The Kissing Game by Aidan Chambers

This collection is a timely addition to today’s teenage fiction. The 16 stories vary from 50 pages to less than 1,000 words — the latter Chambers designates flash fiction: “a flash of light, a spark, which allows one a quick view of a whole scene or a person or event”. These suit our sound-bite culture, attuned to the small screen, mobile phones and iPods, with their brief up-to-the-minute messages.

The stories all centre on “betrayal and revenge” and come in a variety of forms. Cindy’s Day Out, the longest piece, is told from Cindy’s point of view. Like her namesake Cinderella, she is treated by her two sisters as “the family runabout”. But today she’s had enough; she’ll not answer to Cindy, but to Ursula, her real name. Dressed in her sister’s clothes she has a makeover, is picked up by a brazen chap with a fancy car and then inveigles herself into a meeting with a favourite author — that, too, is a letdown. Finally along comes Paul, an aspiring young artist for whom she will pose naked.

In The God Debate, two schoolboys have a Becket-like conversation about the reality of God.

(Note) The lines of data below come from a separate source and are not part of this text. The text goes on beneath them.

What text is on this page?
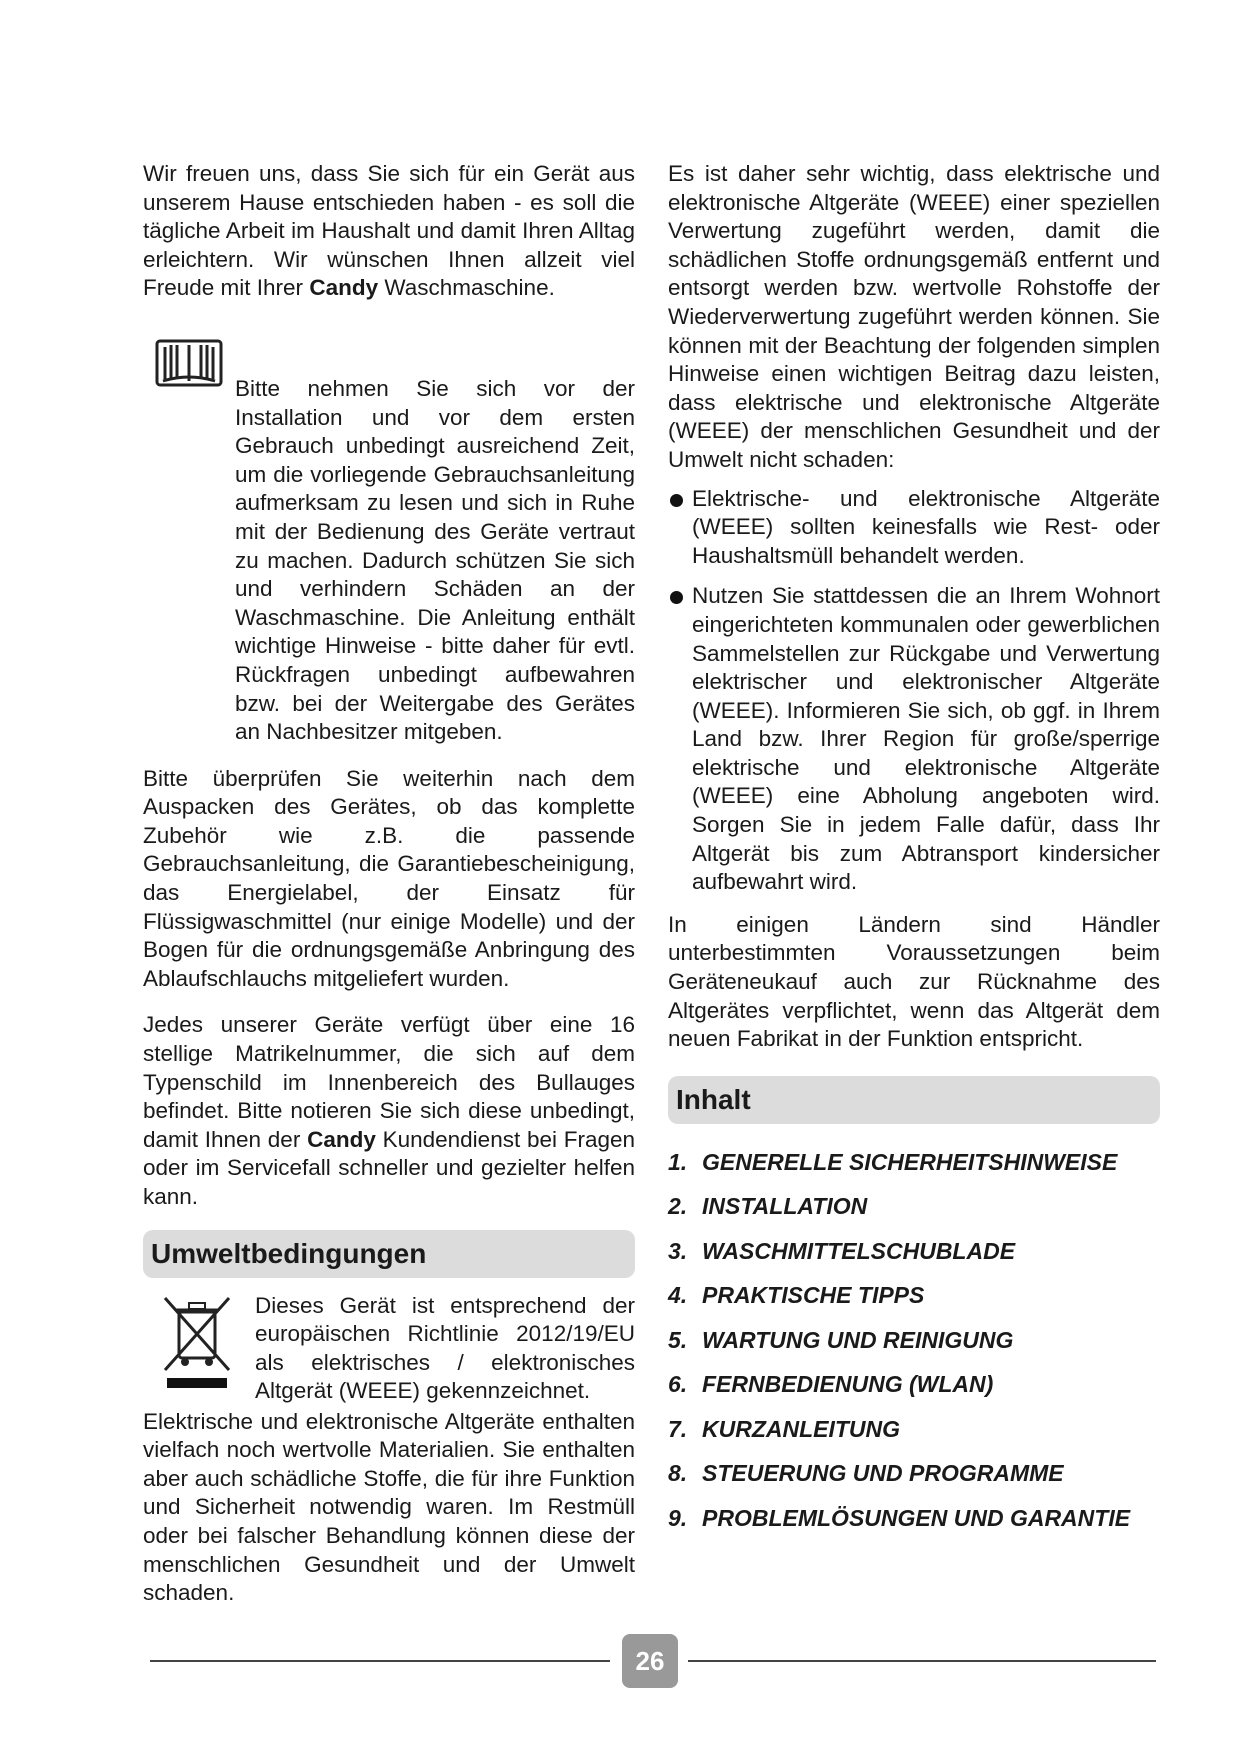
Wir freuen uns, dass Sie sich für ein Gerät aus unserem Hause entschieden haben - es soll die tägliche Arbeit im Haushalt und damit Ihren Alltag erleichtern. Wir wünschen Ihnen allzeit viel Freude mit Ihrer Candy Waschmaschine.

Bitte nehmen Sie sich vor der Installation und vor dem ersten Gebrauch unbedingt ausreichend Zeit, um die vorliegende Gebrauchsanleitung aufmerksam zu lesen und sich in Ruhe mit der Bedienung des Geräte vertraut zu machen. Dadurch schützen Sie sich und verhindern Schäden an der Waschmaschine. Die Anleitung enthält wichtige Hinweise - bitte daher für evtl. Rückfragen unbedingt aufbewahren bzw. bei der Weitergabe des Gerätes an Nachbesitzer mitgeben.

Bitte überprüfen Sie weiterhin nach dem Auspacken des Gerätes, ob das komplette Zubehör wie z.B. die passende Gebrauchsanleitung, die Garantiebescheinigung, das Energielabel, der Einsatz für Flüssigwaschmittel (nur einige Modelle) und der Bogen für die ordnungsgemäße Anbringung des Ablaufschlauchs mitgeliefert wurden.

Jedes unserer Geräte verfügt über eine 16 stellige Matrikelnummer, die sich auf dem Typenschild im Innenbereich des Bullauges befindet. Bitte notieren Sie sich diese unbedingt, damit Ihnen der Candy Kundendienst bei Fragen oder im Servicefall schneller und gezielter helfen kann.

Umweltbedingungen

Dieses Gerät ist entsprechend der europäischen Richtlinie 2012/19/EU als elektrisches / elektronisches Altgerät (WEEE) gekennzeichnet.

Elektrische und elektronische Altgeräte enthalten vielfach noch wertvolle Materialien. Sie enthalten aber auch schädliche Stoffe, die für ihre Funktion und Sicherheit notwendig waren. Im Restmüll oder bei falscher Behandlung können diese der menschlichen Gesundheit und der Umwelt schaden.

Es ist daher sehr wichtig, dass elektrische und elektronische Altgeräte (WEEE) einer speziellen Verwertung zugeführt werden, damit die schädlichen Stoffe ordnungsgemäß entfernt und entsorgt werden bzw. wertvolle Rohstoffe der Wiederverwertung zugeführt werden können. Sie können mit der Beachtung der folgenden simplen Hinweise einen wichtigen Beitrag dazu leisten, dass elektrische und elektronische Altgeräte (WEEE) der menschlichen Gesundheit und der Umwelt nicht schaden:

Elektrische- und elektronische Altgeräte (WEEE) sollten keinesfalls wie Rest- oder Haushaltsmüll behandelt werden.
Nutzen Sie stattdessen die an Ihrem Wohnort eingerichteten kommunalen oder gewerblichen Sammelstellen zur Rückgabe und Verwertung elektrischer und elektronischer Altgeräte (WEEE). Informieren Sie sich, ob ggf. in Ihrem Land bzw. Ihrer Region für große/sperrige elektrische und elektronische Altgeräte (WEEE) eine Abholung angeboten wird. Sorgen Sie in jedem Falle dafür, dass Ihr Altgerät bis zum Abtransport kindersicher aufbewahrt wird.

In einigen Ländern sind Händler unterbestimmten Voraussetzungen beim Geräteneukauf auch zur Rücknahme des Altgerätes verpflichtet, wenn das Altgerät dem neuen Fabrikat in der Funktion entspricht.

Inhalt
1. GENERELLE SICHERHEITSHINWEISE
2. INSTALLATION
3. WASCHMITTELSCHUBLADE
4. PRAKTISCHE TIPPS
5. WARTUNG UND REINIGUNG
6. FERNBEDIENUNG (WLAN)
7. KURZANLEITUNG
8. STEUERUNG UND PROGRAMME
9. PROBLEMLÖSUNGEN UND GARANTIE
26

Up For It, a flash fiction play, has two supermarket shelf-fillers arguing how far one of them has gone with “Her from panini”. Expulsion, takes the form of a letter sent from a pupil to “Mr Pearson, Sir” to justify his absence from compulsory sports by citing sex as an ideal substitute.

Toska, a thoughtful monologue, ponders the meanings of this Russian word: “spiritual anguish”, “a dull ache of the soul”, “a vague restlessness”; any one of these could convey the tone of this collection.

Chambers has received many awards; Postcards from No Man’s Land won the Carnegie Medal. In the 1980s, he ran courses on children’s literature at Westminster College and still has an association with Oxford Brookes University.

In this collection he explores the “anguish, longing, pining, yearning, restlessness” of teenage years with sensitivity, holding to the belief that stories should be “complete and not a mere anecdote. . . dense and full of possible meanings”.